In China’s urban areas, the relationship between Han, China’s predominant ethnic group, and Uighurs — who are often migrants there eking out a living as street vendors or day laborers — can be quite contentious. Colored by poor personal experiences with vendors or pickpockets, many Han attach negative stereotypes to Uighurs and bitterly complain about policies that they perceive to be favorable to minorities such as Uighurs.

Some of those complaints have found their way online. In Dec. 2012, a tweet by a local police department in Hunan province went viral on China’s Internet because it reported a scuffle between Uighur cake vendors and Han, which ended with the Uighurs being compensated $25,000 for the destroyed cake. For Han Internet users who related stories of being forced to buy cake by Uighur migrants, sometimes at knifepoint, the seemingly outrageous sum confirmed their long-held suspicion that Uighurs receive preferential treatment because of their ethnic minority status.

Qin Ailing, a Chinese reporter who has written about Xinjiang, argued that personal relationships were the only way to change the dynamic.

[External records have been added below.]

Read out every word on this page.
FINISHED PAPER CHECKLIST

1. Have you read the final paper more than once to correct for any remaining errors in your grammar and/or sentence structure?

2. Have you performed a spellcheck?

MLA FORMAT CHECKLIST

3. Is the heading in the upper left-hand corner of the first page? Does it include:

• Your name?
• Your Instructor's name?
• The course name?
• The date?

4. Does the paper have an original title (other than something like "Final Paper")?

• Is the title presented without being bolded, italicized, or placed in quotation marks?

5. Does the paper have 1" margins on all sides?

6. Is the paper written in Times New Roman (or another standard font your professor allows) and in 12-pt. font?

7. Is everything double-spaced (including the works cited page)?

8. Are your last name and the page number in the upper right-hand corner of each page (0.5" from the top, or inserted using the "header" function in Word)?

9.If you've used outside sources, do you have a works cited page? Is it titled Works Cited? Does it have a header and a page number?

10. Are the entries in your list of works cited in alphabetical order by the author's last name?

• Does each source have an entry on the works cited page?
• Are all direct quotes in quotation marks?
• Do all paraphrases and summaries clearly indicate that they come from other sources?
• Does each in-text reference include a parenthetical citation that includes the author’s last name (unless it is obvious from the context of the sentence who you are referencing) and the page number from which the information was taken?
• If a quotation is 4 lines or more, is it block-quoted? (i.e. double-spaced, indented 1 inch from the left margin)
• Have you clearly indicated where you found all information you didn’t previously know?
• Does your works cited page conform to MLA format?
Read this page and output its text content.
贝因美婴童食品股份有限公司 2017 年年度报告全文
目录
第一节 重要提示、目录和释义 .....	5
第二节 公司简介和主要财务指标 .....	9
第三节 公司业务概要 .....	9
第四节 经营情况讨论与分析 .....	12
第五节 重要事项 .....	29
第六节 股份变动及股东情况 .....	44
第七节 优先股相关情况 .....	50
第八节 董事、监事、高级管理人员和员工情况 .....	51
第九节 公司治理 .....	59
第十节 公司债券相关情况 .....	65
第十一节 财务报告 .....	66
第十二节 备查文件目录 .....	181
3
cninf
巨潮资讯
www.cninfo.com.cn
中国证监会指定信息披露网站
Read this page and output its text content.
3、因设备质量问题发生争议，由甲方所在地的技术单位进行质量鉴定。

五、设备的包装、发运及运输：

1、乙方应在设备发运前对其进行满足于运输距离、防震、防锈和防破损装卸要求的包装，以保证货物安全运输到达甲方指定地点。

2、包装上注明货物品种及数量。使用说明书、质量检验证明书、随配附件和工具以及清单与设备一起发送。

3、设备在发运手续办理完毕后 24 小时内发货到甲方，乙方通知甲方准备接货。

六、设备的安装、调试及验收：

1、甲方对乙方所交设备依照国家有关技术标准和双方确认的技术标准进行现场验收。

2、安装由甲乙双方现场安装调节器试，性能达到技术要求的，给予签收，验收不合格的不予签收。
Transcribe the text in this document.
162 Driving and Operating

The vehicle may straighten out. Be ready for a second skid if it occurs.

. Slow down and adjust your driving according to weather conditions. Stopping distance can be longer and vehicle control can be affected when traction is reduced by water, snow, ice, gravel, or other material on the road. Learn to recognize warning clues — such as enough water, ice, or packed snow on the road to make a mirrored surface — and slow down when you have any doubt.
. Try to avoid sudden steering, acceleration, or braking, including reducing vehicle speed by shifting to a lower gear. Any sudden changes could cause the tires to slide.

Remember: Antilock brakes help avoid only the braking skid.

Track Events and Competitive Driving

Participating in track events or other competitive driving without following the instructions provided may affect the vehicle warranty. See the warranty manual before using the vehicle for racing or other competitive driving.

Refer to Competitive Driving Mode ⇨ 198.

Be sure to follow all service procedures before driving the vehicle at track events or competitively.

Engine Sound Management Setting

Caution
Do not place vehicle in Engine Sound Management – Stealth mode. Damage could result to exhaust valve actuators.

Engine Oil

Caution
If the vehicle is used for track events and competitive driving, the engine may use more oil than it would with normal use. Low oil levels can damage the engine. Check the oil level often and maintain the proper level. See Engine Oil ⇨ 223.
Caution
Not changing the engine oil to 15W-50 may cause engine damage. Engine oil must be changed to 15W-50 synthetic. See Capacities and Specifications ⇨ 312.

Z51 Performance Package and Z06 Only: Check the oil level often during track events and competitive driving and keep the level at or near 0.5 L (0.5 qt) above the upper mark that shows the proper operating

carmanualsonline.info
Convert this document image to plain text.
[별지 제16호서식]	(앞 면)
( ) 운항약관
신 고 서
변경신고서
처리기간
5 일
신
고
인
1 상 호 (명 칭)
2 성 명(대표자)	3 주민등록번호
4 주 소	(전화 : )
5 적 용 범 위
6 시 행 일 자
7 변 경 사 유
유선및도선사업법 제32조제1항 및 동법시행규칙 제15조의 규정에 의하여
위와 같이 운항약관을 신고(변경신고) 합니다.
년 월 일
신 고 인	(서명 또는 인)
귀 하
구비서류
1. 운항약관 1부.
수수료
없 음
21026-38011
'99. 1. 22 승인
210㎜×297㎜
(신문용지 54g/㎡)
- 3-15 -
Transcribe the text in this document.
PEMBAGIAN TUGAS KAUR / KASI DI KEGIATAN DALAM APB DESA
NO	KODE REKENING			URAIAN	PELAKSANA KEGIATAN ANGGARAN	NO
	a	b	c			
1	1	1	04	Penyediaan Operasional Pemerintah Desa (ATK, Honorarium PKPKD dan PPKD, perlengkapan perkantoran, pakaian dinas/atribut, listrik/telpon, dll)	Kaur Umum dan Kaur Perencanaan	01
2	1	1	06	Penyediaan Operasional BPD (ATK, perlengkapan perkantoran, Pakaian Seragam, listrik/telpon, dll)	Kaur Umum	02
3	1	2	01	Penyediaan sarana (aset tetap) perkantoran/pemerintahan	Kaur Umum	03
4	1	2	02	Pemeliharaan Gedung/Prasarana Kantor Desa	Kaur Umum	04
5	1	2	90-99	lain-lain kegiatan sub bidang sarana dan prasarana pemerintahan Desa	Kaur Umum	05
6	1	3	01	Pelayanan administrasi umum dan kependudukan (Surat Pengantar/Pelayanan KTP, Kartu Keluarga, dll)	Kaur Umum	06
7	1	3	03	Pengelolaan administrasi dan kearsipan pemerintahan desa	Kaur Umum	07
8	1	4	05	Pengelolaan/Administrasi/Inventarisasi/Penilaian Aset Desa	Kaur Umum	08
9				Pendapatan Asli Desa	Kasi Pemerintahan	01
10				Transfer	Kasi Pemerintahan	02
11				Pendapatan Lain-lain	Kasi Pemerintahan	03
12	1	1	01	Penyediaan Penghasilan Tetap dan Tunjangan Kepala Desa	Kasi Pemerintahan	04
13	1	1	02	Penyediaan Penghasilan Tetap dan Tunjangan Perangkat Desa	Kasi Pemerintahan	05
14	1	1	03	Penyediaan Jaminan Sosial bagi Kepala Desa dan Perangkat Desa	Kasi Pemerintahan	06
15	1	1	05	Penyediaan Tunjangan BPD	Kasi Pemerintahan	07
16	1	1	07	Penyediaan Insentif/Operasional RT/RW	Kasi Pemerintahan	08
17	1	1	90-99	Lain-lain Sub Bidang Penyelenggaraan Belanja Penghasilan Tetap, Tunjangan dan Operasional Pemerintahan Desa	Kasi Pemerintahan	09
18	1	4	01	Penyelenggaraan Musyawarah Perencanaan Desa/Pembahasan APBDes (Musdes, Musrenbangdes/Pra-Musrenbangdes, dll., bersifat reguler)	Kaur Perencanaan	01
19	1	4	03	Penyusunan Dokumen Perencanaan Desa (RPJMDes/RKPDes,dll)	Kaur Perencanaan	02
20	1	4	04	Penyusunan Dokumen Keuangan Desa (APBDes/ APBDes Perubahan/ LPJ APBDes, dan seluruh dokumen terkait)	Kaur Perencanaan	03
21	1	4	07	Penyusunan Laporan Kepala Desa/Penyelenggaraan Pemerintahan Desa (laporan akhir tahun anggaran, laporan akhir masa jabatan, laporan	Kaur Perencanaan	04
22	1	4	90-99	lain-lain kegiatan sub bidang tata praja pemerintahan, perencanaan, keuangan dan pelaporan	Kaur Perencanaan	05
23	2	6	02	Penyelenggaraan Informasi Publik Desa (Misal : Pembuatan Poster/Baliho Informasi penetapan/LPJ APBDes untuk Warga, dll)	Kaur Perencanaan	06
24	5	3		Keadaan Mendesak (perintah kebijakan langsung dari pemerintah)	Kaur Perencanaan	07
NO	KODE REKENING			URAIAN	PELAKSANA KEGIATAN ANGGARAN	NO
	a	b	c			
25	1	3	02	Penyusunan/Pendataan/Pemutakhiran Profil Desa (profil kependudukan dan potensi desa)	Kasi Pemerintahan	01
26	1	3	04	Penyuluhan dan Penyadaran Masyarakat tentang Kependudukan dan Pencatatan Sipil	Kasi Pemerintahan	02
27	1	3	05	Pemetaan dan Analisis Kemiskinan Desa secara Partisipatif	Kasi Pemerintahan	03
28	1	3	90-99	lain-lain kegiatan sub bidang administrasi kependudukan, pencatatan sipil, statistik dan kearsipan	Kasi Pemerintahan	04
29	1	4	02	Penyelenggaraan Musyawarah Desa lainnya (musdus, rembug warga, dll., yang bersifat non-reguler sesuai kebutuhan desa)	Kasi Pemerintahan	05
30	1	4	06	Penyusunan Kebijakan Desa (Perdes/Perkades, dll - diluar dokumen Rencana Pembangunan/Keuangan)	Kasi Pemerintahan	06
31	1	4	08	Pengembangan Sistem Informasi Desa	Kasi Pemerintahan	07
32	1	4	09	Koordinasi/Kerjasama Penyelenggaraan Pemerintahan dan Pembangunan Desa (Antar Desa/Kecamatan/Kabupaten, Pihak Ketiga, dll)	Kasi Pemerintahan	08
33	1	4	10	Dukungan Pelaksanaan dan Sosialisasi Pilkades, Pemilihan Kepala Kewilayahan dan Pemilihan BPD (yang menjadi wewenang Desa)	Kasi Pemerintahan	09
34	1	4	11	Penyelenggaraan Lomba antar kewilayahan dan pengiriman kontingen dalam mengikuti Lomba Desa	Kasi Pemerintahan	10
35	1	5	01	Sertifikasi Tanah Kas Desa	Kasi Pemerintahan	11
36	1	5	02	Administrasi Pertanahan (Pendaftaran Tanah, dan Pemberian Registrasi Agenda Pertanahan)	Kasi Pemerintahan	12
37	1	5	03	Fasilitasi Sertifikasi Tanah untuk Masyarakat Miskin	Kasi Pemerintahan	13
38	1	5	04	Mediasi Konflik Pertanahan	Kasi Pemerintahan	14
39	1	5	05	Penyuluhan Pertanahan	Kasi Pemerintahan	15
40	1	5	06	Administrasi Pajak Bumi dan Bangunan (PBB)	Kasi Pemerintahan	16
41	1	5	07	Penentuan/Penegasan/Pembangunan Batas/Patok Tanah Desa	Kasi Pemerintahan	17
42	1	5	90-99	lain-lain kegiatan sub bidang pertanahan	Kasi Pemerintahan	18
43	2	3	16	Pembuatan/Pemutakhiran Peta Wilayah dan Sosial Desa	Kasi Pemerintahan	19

On Oct. 30, she tweeted that Chinese should “really pay attention to the Uighur friends around you and the difficult predicaments that they’ve encountered in their lives — even those who may be preparing for ‘terrorist activities.'”

But with the latest incident, rising comity between Hans and Uighurs is unlikely. “After a terrorist attack in China’s political center, there is no way” that the government will relax its grip on the region, one Weibo user commented. Conciliation has failed, he wrote, and “keeping up the high pressure is the only way to go” — even if, he continued, a “vicious cycle” of crackdown and backlash is inevitable.